Self-Checkout Systems
The number of self-checkout systems will continue to grow in supermarkets. Retailers who develop a balanced customer service strategy around their conventional lanes and self-checkout stations will drive the perception of "fast checkout." Upon entering a store, customers gauge how much time they will spend by a glance at the front-end traffic. Retailers who master the balance of maximizing customer throughput while minimizing the appearance of long lines will succeed over their competitors who simply add self-checkouts and cut back on cashiers. Workforce Management applications can be helpful in achieving this balance based on the retailer's customer service philosophy and labor budget. From a front-end layout point of view, the proper ratio of conventional lanes to self-checkout stations is also a major consideration in maintaining the customer's perception of "great service."
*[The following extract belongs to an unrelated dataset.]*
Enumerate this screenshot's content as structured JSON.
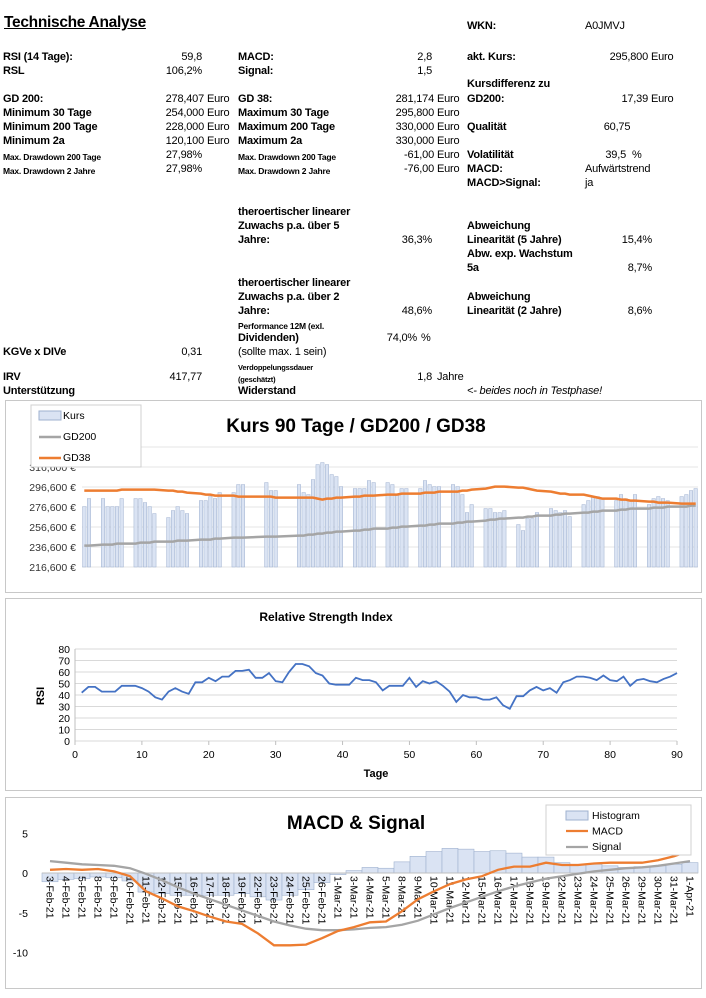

Traditional Supermarkets Will Survive but They Will Be Different Than Today
To survive, traditional supermarket retailers will reinvent themselves over a period of time, in order to attract and maintain a loyal customer base. New concepts, neighborhood marketing, and innovation will be the key to success over the next decade. Some will make it work. Others will fail. There will be more consolidation in the marketplace. Successful players will capitalize on the strengths of the value proposition they choose to drive, and they will learn to do it well. In the customers' eyes, it's all about how well a retailer can satisfy what they are looking for in their shopping experience, and how well the retailer does at creating the perception of value in their minds. Technology and innovation will serve as the fuel in enabling the customer's shopping experience. Retailers cannot implement technology because of industry hype, or simply because the competitor "down the street" has it. Prudent decisions on the retailer's part must govern what technology is right for the business needs, in order to allow them to grow and prosper.